Americans have taken their place, and our haughtiness takes a specific American form: We have an obsession with the ‘new’, we suffer from what you might call ‘Novosis’ (‘novo’ meaning new, and ‘osis’ referring to a malady or illness). And since we have all the new stuff, then no one else gets any respect or attention. The new is a wonderful thing, it makes life exciting, it shows you are creative, but we have, unfortunately, found the down side of the new, the extreme of it.

If we practice simultry bad things can happen to everybody on this planet. The poor will resent the rich, conflicts will appear. Their lack of economic development will affect ours in the long run, because they will not be able to trade with us at the level we require. Their economies will not be good places to invest because they are too poor and their people are uneducated. Their lack of growth directly affects our growth in the long run. So, our economy will stagnate too.

We are one family, one system -- what is good for one is good for the other, what is bad for one is bad for the other.

Consider another thing, if the rich nations suddenly decide they must help the poor, then the next error is to invade them with idea that they are exporting a ‘democratic revolution’. Then the rich nations get more insurgency and more problems. And then we have the opposite affect of spreading very conservative cultures, and this is worse for America and other leading nations.

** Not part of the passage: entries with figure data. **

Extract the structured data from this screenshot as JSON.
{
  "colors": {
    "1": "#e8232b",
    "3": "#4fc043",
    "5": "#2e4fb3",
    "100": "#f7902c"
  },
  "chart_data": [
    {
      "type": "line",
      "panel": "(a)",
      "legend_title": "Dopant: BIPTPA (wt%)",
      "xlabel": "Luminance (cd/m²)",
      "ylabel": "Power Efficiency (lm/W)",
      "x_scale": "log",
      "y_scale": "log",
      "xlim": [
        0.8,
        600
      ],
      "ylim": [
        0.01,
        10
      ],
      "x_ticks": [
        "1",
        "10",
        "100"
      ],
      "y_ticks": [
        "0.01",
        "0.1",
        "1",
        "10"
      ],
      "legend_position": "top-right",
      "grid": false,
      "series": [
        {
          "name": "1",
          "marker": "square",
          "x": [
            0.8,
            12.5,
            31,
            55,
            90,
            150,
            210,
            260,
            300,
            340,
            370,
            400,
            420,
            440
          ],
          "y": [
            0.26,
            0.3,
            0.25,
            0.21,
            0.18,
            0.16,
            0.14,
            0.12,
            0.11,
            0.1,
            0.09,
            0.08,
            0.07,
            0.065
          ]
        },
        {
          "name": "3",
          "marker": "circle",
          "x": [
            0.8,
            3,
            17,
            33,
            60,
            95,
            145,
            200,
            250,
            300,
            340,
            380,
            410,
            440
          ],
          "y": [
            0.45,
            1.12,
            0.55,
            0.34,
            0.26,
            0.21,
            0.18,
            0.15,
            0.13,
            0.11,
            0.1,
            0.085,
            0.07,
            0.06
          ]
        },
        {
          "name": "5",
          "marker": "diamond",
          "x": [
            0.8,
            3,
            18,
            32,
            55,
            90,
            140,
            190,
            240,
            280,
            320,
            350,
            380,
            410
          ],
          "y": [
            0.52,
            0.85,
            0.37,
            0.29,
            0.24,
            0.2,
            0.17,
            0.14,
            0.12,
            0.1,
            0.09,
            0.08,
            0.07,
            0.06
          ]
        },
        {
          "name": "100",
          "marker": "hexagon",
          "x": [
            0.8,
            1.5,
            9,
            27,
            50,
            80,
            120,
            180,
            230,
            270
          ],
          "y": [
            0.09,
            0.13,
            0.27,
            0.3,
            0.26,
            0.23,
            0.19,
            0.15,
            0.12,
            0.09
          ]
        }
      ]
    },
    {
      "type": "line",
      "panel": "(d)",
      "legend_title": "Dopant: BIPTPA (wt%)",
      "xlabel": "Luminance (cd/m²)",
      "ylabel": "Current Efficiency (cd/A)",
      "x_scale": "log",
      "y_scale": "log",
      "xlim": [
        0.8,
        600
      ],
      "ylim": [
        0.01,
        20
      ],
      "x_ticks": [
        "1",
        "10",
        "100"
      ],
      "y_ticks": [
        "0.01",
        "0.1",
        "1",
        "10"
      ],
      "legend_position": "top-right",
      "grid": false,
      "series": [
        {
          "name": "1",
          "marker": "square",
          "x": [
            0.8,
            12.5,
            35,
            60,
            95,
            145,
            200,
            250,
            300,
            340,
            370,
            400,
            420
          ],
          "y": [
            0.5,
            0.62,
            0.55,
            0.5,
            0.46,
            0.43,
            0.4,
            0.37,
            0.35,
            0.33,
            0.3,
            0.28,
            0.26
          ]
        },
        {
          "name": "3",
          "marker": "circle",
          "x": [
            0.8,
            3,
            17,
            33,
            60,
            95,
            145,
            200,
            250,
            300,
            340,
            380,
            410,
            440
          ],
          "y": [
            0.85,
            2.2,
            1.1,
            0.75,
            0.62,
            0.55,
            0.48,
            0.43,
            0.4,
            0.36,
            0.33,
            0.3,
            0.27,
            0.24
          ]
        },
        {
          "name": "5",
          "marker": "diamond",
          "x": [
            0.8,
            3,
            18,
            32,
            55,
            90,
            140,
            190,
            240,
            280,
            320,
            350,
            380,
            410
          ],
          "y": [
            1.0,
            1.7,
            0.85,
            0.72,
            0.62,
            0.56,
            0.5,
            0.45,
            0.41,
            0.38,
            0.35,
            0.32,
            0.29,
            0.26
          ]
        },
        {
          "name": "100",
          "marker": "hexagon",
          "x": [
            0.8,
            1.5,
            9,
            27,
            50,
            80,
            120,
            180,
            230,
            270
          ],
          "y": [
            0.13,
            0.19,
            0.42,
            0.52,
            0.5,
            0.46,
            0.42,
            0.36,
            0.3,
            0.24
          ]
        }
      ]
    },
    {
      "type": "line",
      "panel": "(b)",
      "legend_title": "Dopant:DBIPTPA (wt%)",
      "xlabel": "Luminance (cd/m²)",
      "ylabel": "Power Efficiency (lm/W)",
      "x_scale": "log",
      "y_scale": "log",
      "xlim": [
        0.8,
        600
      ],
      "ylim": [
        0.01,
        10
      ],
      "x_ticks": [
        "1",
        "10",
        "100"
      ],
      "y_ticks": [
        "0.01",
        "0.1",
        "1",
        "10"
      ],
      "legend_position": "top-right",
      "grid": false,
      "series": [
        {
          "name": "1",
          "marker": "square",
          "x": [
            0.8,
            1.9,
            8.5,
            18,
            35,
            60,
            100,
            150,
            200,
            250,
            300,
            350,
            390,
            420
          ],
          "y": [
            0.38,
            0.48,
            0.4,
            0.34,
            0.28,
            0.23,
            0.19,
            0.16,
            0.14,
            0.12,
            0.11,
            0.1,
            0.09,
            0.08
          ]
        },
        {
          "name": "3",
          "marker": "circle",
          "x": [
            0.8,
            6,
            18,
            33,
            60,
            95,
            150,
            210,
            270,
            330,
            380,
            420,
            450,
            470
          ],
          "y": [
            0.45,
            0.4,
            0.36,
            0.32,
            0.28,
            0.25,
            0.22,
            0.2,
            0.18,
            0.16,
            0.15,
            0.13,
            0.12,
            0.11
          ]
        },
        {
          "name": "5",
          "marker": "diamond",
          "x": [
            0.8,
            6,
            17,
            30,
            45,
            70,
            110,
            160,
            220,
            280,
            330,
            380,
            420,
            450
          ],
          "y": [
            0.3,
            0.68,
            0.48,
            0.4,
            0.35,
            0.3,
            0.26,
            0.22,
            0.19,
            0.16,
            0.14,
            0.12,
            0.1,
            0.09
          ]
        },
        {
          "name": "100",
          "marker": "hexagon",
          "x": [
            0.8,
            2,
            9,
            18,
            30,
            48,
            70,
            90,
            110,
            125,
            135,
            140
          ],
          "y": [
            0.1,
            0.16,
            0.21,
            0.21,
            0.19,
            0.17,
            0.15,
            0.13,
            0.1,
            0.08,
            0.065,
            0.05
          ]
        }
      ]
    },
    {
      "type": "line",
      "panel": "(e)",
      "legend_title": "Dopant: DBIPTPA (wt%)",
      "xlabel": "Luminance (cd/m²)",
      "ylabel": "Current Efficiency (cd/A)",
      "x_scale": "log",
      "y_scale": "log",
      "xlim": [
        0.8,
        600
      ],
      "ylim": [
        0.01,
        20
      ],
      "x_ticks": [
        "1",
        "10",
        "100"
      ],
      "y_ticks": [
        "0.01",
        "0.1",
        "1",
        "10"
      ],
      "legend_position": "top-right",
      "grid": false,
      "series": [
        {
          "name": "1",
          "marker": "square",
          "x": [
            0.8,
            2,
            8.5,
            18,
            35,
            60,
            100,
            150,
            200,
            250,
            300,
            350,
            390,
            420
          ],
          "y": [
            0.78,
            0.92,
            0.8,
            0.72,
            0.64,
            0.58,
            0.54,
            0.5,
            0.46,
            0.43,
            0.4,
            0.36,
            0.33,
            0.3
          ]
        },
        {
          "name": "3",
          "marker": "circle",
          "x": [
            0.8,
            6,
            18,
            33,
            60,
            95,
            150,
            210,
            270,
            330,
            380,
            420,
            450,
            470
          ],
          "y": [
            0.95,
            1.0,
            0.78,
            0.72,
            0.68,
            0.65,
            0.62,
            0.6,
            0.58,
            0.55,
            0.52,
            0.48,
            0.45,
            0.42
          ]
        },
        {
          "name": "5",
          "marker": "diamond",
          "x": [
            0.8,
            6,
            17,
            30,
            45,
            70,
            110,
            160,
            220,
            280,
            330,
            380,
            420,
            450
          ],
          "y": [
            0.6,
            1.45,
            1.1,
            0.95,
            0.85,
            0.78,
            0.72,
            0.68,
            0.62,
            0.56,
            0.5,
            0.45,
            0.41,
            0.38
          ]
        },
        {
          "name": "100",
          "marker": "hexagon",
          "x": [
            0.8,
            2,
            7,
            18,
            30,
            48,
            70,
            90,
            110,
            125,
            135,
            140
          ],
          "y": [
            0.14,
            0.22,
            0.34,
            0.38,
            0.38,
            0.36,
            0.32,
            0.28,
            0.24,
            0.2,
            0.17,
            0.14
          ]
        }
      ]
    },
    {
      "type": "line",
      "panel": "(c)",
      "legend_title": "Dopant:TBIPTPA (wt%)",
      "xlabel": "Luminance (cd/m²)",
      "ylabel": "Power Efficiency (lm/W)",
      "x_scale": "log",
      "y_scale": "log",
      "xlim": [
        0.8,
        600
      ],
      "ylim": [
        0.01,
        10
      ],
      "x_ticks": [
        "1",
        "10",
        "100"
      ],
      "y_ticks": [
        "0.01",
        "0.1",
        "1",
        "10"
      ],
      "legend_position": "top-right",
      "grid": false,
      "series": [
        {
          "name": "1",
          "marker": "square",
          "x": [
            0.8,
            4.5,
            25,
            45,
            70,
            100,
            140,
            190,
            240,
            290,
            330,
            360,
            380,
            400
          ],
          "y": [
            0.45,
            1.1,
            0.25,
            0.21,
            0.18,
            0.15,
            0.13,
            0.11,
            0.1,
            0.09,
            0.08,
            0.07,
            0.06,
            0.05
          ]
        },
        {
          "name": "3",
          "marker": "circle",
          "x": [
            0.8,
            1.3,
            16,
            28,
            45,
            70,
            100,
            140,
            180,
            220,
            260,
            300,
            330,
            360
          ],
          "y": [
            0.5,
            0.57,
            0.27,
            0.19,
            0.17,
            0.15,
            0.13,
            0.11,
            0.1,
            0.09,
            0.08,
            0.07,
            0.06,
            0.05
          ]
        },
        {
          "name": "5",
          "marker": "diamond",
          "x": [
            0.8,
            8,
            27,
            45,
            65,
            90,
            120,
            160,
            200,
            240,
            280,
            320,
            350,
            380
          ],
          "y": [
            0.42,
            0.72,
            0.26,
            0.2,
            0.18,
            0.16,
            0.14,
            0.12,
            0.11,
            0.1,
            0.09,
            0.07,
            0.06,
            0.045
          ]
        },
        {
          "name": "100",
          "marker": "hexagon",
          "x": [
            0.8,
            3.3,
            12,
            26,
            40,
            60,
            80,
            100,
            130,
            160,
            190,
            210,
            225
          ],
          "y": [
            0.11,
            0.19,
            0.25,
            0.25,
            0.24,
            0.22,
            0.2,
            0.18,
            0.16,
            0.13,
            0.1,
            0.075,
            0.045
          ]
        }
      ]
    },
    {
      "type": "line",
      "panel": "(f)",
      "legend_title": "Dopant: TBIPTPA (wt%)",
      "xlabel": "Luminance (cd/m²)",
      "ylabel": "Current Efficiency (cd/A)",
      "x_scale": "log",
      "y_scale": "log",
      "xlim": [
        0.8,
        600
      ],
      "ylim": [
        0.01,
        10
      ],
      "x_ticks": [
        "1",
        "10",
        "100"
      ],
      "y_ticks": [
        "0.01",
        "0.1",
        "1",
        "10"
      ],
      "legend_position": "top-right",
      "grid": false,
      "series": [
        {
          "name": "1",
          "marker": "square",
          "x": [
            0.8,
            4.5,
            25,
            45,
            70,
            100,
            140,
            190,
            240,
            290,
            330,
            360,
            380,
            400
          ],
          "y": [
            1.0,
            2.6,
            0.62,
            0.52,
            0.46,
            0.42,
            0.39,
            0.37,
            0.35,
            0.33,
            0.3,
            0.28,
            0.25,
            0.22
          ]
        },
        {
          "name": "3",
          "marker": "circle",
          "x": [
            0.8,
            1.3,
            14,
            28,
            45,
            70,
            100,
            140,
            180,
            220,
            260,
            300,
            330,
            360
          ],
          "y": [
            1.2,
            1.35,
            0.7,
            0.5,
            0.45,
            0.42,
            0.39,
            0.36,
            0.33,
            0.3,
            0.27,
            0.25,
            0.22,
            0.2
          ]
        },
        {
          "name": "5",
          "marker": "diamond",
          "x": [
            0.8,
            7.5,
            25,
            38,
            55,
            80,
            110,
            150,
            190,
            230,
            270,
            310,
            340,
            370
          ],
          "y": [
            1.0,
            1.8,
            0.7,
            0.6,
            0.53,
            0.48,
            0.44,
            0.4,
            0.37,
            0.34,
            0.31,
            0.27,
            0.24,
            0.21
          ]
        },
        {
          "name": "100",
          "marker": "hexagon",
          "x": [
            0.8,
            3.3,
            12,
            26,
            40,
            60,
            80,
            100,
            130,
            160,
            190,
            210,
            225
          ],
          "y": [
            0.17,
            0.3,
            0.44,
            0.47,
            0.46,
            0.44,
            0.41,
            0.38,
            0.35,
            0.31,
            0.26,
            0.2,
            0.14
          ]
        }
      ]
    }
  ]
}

Nations must go through their own evolution, we cannot do that for them, that is a basic law for all human beings, whether it is children, students, employees and followers...and even adults, teachers, managers and leaders etc.

This means we must be patient, persistent, be advisors and not meddlers, and we must aid not harm.

We should try to ‘converge’ the evolutions, bring them up to our level over time. We must be patient and wait, but not idle waiting, actively support them, and create joint projects.

Someday, the less developed will catch up and then who knows, maybe, it will America’s turn to be less advanced. Perhaps even in technological or economic matters, who knows? Or it may be that others will solve cultural, religious, philosophical, moral, psychological and social problems ahead of America. And at the present we are not doing a good job on these fronts precisely because we focus solely on economic and technological issues.

We are at a strange turning point in history right now; who knows what will happen in these next few years. If we do not handle things well, then we may find ourselves behind other nations.

Then we might have to consider the meaning of our American saying: “Be careful how you treat people on the way up, because you may meet them again on the way down”!